Treating That Cold Or Flu Can Be Hard On Your Teeth
Autumn is here, and so is the beginning of the cold and flu season. While no one wants to be sick, our efforts to treat these illnesses can be hard on our teeth without us even realizing it.
Many of the things we drink when we’re sick are acidic. Drinking plain old water doesn’t sound at all appealing. We often turn to drinking orange juice when we have a cold, which is very acidic. Other things, such as cough syrup or effervescent remedies, are sugary or acidic, too. The syrups are thick and coat the teeth. Acid and sugar destroy the enamel on our teeth.
The best solution? Try not to sip slowly; it’s better to drink such beverages all at once, and then rinse the mouth with water or brush afterwards.
Sugary Cough Drops
If your cough drop isn’t sugar free, it’s like eating hard candy.
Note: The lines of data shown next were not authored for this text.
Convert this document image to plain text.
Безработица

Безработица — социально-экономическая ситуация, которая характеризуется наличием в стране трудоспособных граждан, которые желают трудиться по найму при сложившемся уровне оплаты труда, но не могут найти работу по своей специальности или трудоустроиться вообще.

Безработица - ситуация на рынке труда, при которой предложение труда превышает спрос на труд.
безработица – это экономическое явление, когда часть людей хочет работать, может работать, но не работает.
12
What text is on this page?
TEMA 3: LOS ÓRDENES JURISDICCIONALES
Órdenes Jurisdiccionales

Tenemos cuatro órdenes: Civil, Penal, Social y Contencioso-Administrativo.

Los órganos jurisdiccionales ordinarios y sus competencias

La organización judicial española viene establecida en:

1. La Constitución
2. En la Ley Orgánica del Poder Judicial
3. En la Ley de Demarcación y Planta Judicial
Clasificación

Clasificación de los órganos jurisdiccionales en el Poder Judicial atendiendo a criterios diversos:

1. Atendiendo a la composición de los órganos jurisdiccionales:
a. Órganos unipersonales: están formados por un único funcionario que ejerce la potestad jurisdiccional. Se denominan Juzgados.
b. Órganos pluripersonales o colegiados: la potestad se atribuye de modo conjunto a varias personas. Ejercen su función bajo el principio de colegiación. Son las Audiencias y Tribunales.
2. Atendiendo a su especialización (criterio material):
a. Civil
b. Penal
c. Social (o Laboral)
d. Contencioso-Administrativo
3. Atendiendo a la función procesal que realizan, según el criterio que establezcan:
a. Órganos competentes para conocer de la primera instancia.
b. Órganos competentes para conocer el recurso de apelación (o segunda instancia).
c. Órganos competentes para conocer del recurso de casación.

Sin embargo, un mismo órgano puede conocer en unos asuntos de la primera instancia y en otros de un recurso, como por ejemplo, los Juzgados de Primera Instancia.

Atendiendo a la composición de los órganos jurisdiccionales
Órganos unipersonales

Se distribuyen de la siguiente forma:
Hard candy in and of itself can damage your teeth if you bite it by chipping your teeth. The sugar, however, poses its own threat. A cough drop that sits in the mouth coats teeth with a layer of damaging sugar; prolonged exposure is destructive to the enamel.
If we need a cough drop, be sure to choose one that is sugar-free. We don’t want to find ourselves with a sugary cough drop tucked between our teeth and cheek for any length of time. Avoid cough syrups if possible, particularly those with sugar. The syrup coats the teeth with a layer of sugar and acid, as we mentioned above.
Our mouth tends to be drier when we are sick, often because we are stuffed up and breathing through our mouth. Dry mouth is hard on the teeth and gums. It might contribute to our gums being sore or tender, whether through the lack of moisture in our mouth or the fact that our body is focused on fighting the illness and not dealing with the bacteria in our mouth. Plus, when our sinuses are the issue, our upper back teeth can feel sensitive due to the location of our sinuses. All of this means we don’t always feel like brushing our teeth when we’re sick.
The solution? You have to continue to brush your teeth, and drink plenty of water to flush the mouth and keep it from becoming dry. And, when you’re better, you probably don’t think about replacing the toothbrush you used when you were sick but it’s a good idea to do so. Regularly replacing your toothbrush, especially after you’ve been sick, is a wise decision.